What Myles Turner Recruiting Coup Means for Texas

C.J. MooreCollege Basketball National Lead WriterApril 30, 2014

McDonald's East All-American Myles Turner, of Bedford, Texas, competes in the three-point shootout during the McDonald's All-American Jam Fest at the University of Chicago in Chicago, on Monday, March 31, 2014. (AP Photo/Andrew A. Nelles)
Andrew Nelles/Associated Press

A year ago, if you were to tell anyone in the know around college basketball that Rick Barnes was a lame duck coach, that statement would not have been met with too much skepticism.

Texas had lost its four leading scorers—two of whom transferred along with two other rotation players—off a dysfunctional team that was pretty mediocre. Barnes had gone another year missing out on the best recruits the state of Texas had to offer.

Morry Gash/Associated Press

The brand was stale. The future looked bleak.

On Wednesday, the image rehabilitation was in full force on national television as Myles Turner, the top-ranked recruit left in the 2014 class, picked Texas over Kansas, Duke and a whole host of suitors that didn't need Turner as much as Texas needed Turner.

And here's the crazy thing: The Longhorns don't necessarily need Turner for their team next year—and I'll get to that—they need him for their image.

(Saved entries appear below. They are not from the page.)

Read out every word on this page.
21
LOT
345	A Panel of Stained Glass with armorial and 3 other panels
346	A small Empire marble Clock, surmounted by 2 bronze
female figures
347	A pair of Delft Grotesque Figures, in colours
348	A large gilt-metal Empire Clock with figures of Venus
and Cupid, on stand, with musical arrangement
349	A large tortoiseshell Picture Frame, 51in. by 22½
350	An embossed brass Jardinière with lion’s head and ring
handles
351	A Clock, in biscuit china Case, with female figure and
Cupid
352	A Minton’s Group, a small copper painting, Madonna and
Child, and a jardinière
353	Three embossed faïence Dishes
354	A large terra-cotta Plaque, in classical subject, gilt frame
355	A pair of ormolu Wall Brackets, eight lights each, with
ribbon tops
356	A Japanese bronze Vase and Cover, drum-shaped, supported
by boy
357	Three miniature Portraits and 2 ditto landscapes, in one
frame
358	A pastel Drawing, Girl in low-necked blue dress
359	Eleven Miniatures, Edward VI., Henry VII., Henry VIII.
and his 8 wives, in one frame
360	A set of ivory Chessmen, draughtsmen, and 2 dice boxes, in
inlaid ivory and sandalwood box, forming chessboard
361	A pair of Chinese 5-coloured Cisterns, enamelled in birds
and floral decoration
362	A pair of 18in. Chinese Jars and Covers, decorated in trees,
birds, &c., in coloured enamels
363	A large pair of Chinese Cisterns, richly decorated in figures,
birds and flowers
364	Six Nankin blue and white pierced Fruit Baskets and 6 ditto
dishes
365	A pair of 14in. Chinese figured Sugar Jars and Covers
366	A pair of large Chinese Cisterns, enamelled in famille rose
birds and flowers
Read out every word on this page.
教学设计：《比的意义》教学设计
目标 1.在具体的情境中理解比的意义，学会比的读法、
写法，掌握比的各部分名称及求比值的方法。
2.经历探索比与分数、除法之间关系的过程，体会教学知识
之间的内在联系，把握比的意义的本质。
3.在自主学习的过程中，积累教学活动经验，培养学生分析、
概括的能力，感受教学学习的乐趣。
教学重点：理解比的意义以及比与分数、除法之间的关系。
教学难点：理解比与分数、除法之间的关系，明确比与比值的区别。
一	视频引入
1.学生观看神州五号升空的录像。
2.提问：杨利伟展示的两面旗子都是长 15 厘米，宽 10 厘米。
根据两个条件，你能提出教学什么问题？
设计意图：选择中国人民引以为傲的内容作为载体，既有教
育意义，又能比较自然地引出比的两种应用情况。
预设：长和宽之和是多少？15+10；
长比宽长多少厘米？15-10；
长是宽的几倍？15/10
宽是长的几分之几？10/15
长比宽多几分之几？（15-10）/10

See, the state of Texas has produced more talent than any other state in recent years when it comes to hoops, and the state's biggest school was either an afterthought or runner-up for nearly all those blue-chippers. 

From 2010 through 2014, the state had 20 players listed as top-40 prospects, according to Rivals.com, and until Wednesday, Texas had just signed one of those guys (Cameron Ridley). That was a major issue, one that UT's administration would likely take a look at once Barnes fell on hard times again. 

Not only did the Longhorns and Barnes benefit from Turner choosing them on Wednesday, it didn't hurt that they've been out front as the favorite for months and thus a topic of conversation in the recruiting world. 

The old saying goes that any press is good press, but that hadn't been the case a year ago. When "what's the matter with Texas" was what folks were talking about in the basketball community, that was not a good thing. That's the type of thing that scares off recruits. 

Turner's announcement, and the attention it's received, is the type of thing that reels top recruits back in, and it wouldn't have happened if Barnes had not made a decision to clean house of all his bad seeds a year ago and get his program's reputation back intact. 

"There was no question that was going to happen," Barnes told Bleacher Report last November of the transfers he essentially helped pack their bags. "Halfway through the season last year, I made that decision: 'This is the way it's going to be.'"

Barnes also knew he needed to pick up his recruiting game, especially with a new administration coming to UT, one that cut loose football coach Mack Brown. Barnes and his staff targeted Turner, who had a huge summer last year and emerged as one of the top players in the class. 

Barnes also went out and made a really smart hire to help him get Turner in Jai Lucas. Lucas' father, John Lucas, had been working with Turner and already built a relationship with the big man. 

Texas point guard Isaiah Taylor will have plenty of good options with the entire rotation returning and the addition of Myles Turner.
Texas point guard Isaiah Taylor will have plenty of good options with the entire rotation returning and the addition of Myles Turner.USA TODAY Sports

Had the Longhorns met expectations last year—and expectations were low, including being picked eighth in the Big 12—it may not have mattered how hard Barnes recruited Turner or whom he had on his staff. Had the Horns bombed in 2013-14, who knows if Barnes would have still had a job.

That's why Barnes owes a lot to his team that got back to the NCAA tournament and renewed his enthusiasm for coaching. 

That entire group is back this coming season, which was a great selling point to Turner. He'd be playing with a winner. The 'Horns are so strong up front, in fact, that it wouldn't be surprising if Turner comes off the bench as the third big man behind Cameron Ridley and Jonathan Holmes. 

Regardless of his role, what's important is that Texas will likely debut high in the rankings next season—we have them 11th—and there will be a buzz on the summer circuit that Texas is a major player again.

It may take a year for Turner to adjust to the college game and wait his turn to become the star big man at UT. That doesn't mean he'll be a bust. That's how it works when you have great depth and talent. That's how it works when you're one of the top major programs in the country.

Remember, Texas was there not too long ago. Barnes had it going pretty good with 14 straight NCAA tournaments, including a Final Four, and coaching 10 first-round draft picks in his first 14 seasons in Austin.

You can argue that the lack of a national title meant the Horns weren't a top major program, but those numbers above say otherwise.

Are they back to being one of the top major programs in the country now?

There's still some work to be done. But they're back on the upswing, and their made-for-TV infomercial that doubled as Turner's announcement sure didn't hurt the cause.